E-commerce is fine, as far as it goes. That is: as far as the seller-based industrial model can take it. Where it doesn’t go is to customer independence and agency.

We will never get either of those as long as everything we can do in online markets is on commercial platforms where others provide all the means of engagement, all the terms and conditions, all the rules, all the privacy, all the prices, all the identities, all the definitions of loyalty, all the choices for everything.

Back in the physical world, we also have lots of retail and service giants who do all those things. But they don’t run the whole show, like they do online.  In the physical world, we still have natural marketplaces: main streets, crossroads, byways and other essentially open spaces where no one company owns the whole place and customers are free to browse, inform, identify themselves (or not), express loyalty, negotiate prices, form agreements, keep records, and not be tracked like marked animals.

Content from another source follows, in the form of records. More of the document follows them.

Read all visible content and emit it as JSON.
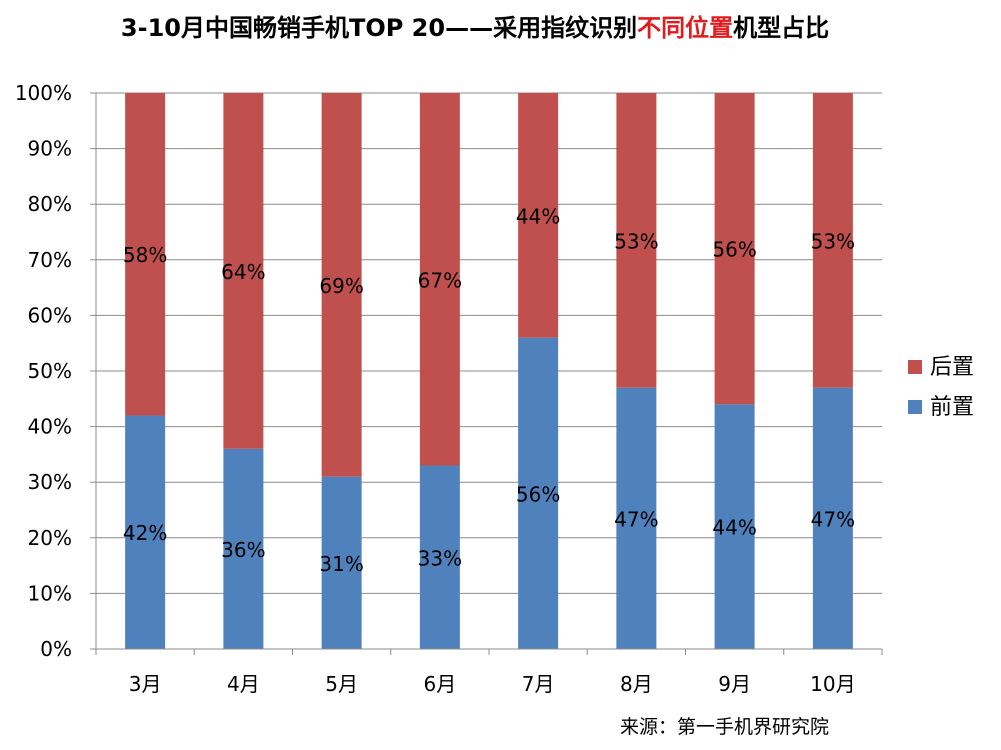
{
  "chart_data": {
    "type": "bar",
    "stacked": true,
    "percent": true,
    "title_parts": [
      {
        "text": "3-10月中国畅销手机TOP 20——采用指纹识别",
        "color": "#000000"
      },
      {
        "text": "不同位置",
        "color": "#e31a1c"
      },
      {
        "text": "机型占比",
        "color": "#000000"
      }
    ],
    "categories": [
      "3月",
      "4月",
      "5月",
      "6月",
      "7月",
      "8月",
      "9月",
      "10月"
    ],
    "series": [
      {
        "name": "前置",
        "color": "#4f81bd",
        "values": [
          42,
          36,
          31,
          33,
          56,
          47,
          44,
          47
        ]
      },
      {
        "name": "后置",
        "color": "#c0504d",
        "values": [
          58,
          64,
          69,
          67,
          44,
          53,
          56,
          53
        ]
      }
    ],
    "data_labels": {
      "前置": [
        "42%",
        "36%",
        "31%",
        "33%",
        "56%",
        "47%",
        "44%",
        "47%"
      ],
      "后置": [
        "58%",
        "64%",
        "69%",
        "67%",
        "44%",
        "53%",
        "56%",
        "53%"
      ]
    },
    "y_ticks": [
      "0%",
      "10%",
      "20%",
      "30%",
      "40%",
      "50%",
      "60%",
      "70%",
      "80%",
      "90%",
      "100%"
    ],
    "ylim": [
      0,
      100
    ],
    "grid": true,
    "legend_position": "right",
    "legend": [
      "后置",
      "前置"
    ]
  },
  "source_note": "来源：第一手机界研究院"
}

It’s time for online markets to work like natural ones do offline: markets where we are independent and operate as free agents without fear of surveillance or unwanted controls by others.

When we have those online, they will comprise a new category of commerce. Our name for that category is i-commerce. It works with the first person singular pronoun (I), with indendence, with a lower-case i that looks like a person, and with our long-standing expectation that an intention economy will eventually develop.

It’s also what we expect the Intention Byway to bring into the world, starting with geographical and topical communities, each a commons of customers—and of companies ready to engage with independent customers.